Latest movie trailers, behind the scenes video features and more
USA: Lions Gate Films
Cast: Uma Thurman, Vincent D'Onofrio, Rosario Dawson, Kris Kristofferson, Steve Zahn, Natasha Richardson, Robert Sean Leonard, Mark Webber, Christopher Walken, Paz de la Huerta, Tuesday Weld, Kevin Corrigan, Guillermo Diaz, Greta Gaines, Jimmy Scott, Frank Whaley, Harris Yulin
Director: Ethan Hawke
USA: 109 mins
USA Rated: R for language
USA Release Date: 19 April 2002 (Limited Release - Los Angeles and New York)
The Chelsea Hotel used to be grand, the pace to live for New York City artists, Mark Twain, Thomas Wolfe, Tennessee Williams, Arthur Miller, Bob Dylan, Jimi Hendrix; they all passed through the hotel's halls. Still, even though the iron facade has become rusty, new dreamers come every day, hoping to be inspired by the ghosts of the past.
Grace (Uma Thurman) and Audrey (Rosario Dawson) are young poets, who constantly struggle with issues of art and love. Never learning from experience, they always seem to let the wrong men into their hearts. Grace should love Frank (Vincent D'Onofrio), an artist who respects and understands her, instead of responding to the lover who went to Hollywood. Similarly Audrey lets impenetrable Val (Mark Webber) back into her life, knowing he will leave again and maybe never return.
Down the hall, Bud (Kris Kristofferson) is a writer who faces more endings than beginnings. he pretends that his wife Greta (Tuesday Weld) and his mistress (Natasha Richardson) are his muses. But his novel is really fueled by an endless supply of alcohol, memories and unfulfilled dreams.
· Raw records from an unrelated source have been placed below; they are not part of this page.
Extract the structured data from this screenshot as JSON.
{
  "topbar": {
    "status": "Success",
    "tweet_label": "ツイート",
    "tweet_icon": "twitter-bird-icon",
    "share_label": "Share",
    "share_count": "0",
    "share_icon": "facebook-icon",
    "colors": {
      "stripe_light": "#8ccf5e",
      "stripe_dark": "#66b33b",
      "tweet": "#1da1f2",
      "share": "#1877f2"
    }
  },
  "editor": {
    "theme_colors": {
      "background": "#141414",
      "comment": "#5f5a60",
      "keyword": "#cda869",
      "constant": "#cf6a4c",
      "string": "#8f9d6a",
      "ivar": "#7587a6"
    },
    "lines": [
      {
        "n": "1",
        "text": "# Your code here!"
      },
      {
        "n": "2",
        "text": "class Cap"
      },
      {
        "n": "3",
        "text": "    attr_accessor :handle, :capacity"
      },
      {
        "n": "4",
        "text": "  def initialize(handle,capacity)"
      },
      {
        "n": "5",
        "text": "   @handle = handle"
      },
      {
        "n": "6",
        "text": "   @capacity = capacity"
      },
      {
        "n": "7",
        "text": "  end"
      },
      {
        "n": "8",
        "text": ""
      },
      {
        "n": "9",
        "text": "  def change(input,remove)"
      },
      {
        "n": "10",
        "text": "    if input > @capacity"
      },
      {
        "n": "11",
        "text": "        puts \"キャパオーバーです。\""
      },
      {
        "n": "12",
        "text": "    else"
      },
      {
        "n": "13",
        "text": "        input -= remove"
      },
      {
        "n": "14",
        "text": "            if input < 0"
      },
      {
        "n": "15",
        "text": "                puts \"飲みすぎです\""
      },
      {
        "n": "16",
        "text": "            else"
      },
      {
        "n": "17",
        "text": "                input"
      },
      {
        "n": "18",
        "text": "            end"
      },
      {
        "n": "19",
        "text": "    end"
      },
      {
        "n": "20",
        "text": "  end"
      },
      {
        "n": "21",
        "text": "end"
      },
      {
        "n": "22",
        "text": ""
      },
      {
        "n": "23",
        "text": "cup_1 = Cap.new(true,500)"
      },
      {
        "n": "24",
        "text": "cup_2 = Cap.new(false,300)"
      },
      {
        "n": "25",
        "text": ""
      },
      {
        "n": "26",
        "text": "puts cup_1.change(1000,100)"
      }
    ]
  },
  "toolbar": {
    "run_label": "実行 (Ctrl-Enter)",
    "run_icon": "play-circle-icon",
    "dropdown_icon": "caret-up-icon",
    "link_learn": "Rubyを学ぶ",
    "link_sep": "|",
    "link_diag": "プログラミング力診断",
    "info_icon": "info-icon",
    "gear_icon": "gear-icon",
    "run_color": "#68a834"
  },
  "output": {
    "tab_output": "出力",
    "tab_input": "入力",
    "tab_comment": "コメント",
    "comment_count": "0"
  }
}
For every worn out writer, there are two new musicians who come to town. Ross (Steve Zahn) and terry (Robert Sean Leonard) have just driven from Minnesota, eager to experience the sights and sounds of the Chelsea Hotel. These are new hotel residents, young and full of expectations, mingle with the old hotel ghosts and guests, ultimately becoming interchangeable. They form a community, linked by their dreams. The Chelsea Hotel never really leaves the people who live there, nor do they ever really leave it.